Pro Bono Project partners with Samaritan Ministries to offer Expungement Clinics
September 21, 2015
The Pro Bono Project will begin hosting Expungement Clinics each month for clients of Samaritan Ministries in downtown Winston-Salem, North Carolina. Samaritan’s Ministries is a non-profit that is part 90-day homeless shelter, part food bank and part year-long rehabilitation program for older adults.
“Samaritan’s Ministries is a true asset to the community,” writes Sarah Saint in the Pro Bono Project newsletter. “They feed more than 600 people per day.”
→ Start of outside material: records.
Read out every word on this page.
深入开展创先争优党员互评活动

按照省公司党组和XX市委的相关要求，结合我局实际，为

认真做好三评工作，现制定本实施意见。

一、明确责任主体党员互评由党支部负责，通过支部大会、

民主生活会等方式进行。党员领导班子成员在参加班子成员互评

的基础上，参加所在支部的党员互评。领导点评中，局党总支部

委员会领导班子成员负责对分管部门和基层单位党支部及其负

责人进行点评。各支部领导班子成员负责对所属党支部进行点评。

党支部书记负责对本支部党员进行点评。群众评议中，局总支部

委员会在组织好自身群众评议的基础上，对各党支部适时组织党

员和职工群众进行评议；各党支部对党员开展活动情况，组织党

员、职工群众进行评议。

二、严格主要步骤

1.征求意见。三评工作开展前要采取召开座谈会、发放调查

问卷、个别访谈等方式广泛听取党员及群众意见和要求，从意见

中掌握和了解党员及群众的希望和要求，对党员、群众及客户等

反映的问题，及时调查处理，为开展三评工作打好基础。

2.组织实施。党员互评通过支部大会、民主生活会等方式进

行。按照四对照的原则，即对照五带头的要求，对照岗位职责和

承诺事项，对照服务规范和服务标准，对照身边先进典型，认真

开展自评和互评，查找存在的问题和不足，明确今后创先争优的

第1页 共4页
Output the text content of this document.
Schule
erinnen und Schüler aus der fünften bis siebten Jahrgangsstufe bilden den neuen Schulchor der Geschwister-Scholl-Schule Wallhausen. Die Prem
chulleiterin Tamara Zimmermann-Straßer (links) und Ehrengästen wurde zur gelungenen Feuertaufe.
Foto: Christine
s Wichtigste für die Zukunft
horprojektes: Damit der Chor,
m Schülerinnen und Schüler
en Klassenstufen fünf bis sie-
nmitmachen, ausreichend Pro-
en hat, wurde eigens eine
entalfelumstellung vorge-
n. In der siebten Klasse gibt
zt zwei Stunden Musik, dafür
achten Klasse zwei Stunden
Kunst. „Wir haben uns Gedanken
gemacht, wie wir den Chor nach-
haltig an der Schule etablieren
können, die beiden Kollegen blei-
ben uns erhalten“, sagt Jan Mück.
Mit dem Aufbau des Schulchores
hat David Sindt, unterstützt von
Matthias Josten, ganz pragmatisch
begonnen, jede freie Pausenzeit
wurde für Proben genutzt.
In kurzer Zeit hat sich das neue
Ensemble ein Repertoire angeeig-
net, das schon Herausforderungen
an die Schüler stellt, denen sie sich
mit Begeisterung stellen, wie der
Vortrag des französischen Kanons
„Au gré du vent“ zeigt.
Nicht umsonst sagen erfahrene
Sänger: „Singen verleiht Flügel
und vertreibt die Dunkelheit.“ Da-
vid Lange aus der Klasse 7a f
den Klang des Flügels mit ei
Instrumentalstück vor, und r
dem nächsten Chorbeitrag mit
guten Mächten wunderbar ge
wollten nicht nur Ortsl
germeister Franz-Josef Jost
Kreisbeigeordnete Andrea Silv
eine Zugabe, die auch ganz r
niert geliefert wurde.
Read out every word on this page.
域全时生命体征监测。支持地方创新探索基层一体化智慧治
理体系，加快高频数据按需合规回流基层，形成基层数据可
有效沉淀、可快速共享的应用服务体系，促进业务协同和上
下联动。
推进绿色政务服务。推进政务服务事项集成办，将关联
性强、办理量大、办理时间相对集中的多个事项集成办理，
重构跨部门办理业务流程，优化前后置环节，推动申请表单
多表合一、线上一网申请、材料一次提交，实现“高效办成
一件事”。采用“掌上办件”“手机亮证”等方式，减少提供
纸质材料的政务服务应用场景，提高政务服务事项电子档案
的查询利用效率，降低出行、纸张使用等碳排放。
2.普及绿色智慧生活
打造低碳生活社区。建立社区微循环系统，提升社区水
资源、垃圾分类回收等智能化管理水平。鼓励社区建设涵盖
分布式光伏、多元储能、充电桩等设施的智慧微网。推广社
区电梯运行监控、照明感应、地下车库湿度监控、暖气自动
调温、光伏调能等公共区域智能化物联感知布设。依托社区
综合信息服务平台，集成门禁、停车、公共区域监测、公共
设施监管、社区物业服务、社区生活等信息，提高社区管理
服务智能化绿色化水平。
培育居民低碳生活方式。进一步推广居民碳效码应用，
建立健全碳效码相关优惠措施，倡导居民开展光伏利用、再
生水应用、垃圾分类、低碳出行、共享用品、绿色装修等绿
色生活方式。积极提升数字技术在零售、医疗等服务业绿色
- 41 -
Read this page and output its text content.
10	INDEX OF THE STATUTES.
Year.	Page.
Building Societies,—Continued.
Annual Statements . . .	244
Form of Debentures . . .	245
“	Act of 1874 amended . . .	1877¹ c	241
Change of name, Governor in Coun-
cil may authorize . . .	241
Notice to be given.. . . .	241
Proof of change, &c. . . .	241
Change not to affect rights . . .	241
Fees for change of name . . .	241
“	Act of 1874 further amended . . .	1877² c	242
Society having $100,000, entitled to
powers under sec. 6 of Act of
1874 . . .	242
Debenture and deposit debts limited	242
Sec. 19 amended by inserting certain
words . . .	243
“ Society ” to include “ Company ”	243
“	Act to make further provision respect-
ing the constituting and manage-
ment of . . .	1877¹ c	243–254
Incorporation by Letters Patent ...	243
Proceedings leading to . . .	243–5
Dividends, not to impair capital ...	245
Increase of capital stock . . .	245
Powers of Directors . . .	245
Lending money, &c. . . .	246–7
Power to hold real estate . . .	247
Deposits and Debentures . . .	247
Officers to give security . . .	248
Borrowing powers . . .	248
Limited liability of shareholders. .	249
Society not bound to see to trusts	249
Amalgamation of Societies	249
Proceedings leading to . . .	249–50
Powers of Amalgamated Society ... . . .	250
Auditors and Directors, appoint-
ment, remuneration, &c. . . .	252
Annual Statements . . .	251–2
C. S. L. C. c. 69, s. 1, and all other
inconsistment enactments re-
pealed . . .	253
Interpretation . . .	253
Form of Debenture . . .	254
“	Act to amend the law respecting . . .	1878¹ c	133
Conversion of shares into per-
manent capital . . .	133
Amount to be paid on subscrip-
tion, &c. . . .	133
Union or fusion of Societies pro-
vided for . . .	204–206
Beginning Sept. 29, once a month from 5 to 7 p.m. Wake Forest Law student volunteers will help clients fill out a questionnaire to determine his or her eligibility for expungement. From there, District Court Judge Denise Hartsfield (JD ’91) and the Clerk of Court will pull records for those the law students think qualify and send their information to the Secretary of State. Only a limited number of people can get an expungement. Eligibility requirements include only one nonviolent conviction that occurred more than 15 years ago.
According to project coordinator, Emily Morris, determining eligibility is not the most important part about what law students can do. “They all want to tell their story,” Morris said. “That’s the most important part. Students have to be able to talk to people and help them feel better about their situation. The information can be hard if the person you’re talking to is not eligible for an expungement. Students have to find a way to say it in a way that makes them feel better, not worse.”
The Pro Bono Project hopes to grow this partnership over the next year, Morris added. “The clients of Samaritan Ministries have many legal needs.,” she says. “By getting to know what needs their clients have, we can find more ways to serve this population through pro bono.”